PENSIERO FASCISTA
Piero Belli: Pace in fiamme. Romanzo, Torino, Lattes, 1922.
Questo mediocre romanzetto d'appendice è soffocato dall'autobiografia: si tratta di una vendetta personale contro Mussolini e insieme di un'affermazione di fede fascista. Non ci stupiremo se il racconto si svolga con una disinvoltura di colpi di scena impudente, e con una. leggerezza di stile affatto squadrista. Che gli esempi di letteratura fascista siano cosi inesorabilmente insipidi potrà lamentare soltanto chi si sia illuso nel sogno dell'epopea per un modesto episodio di sovvertimento delle classi medie.

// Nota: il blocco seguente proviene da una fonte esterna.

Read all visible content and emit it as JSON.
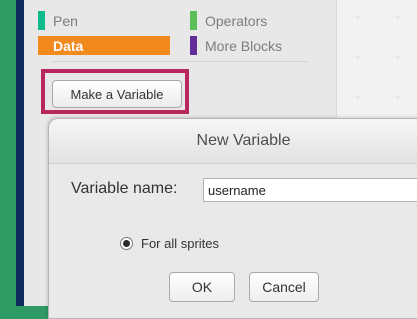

Del resto Piero Belli indica motivi caratteristici della psicosi fascista quando nota i1 dolore di ricominciare l'esistenza dopo la guerra la fatica enorme di ritrovare il passato, il senso irreparabile di separazione da tutta la vita. Le sue confidenze sono poco espansive, ma sfruttando i parchi cenni vi si potrebbero scorgere la genesi dello squadrismo nel rammarico del non austero soldato perché l'esser reduce non gli vale nulla, e nell'attitudine al parassitismo del patriota spostato. Se il fascismo è "figlio dell'intervento e fratello della trincea" nessuno potrà contestare la sua nascita patologica, la sua antitesi con una nazione seria nelle opere di pace. Ma la più bella curiosità negli approfondimenti del Belli sarebbe data dalla figura dell'avventuriero, cresciuto in una stanza d'albergo con l'anima allo sbaraglio, per il quale l'amore d'Italia ha la natura espansiva e confidenziale dell'amore per la cocotte (Luciana) e insieme l'enfasi del flirt con la signorina romantica (Jolanda). Ecco scoperta l'intima ragione stilistica del libro e di certi costumi della nuova Italia, se talune spedizioni e conquiste e animosità antisovversive di piazza sono almeno identicamente orgie quanto il fattaccio al caffè e l'ultima notte con le voci dionisiache dell'istinto in ribellione. Ma di certe patologie postbelliche la responsabilità andrebbe cercata senz'altro nel dannunzianesimo.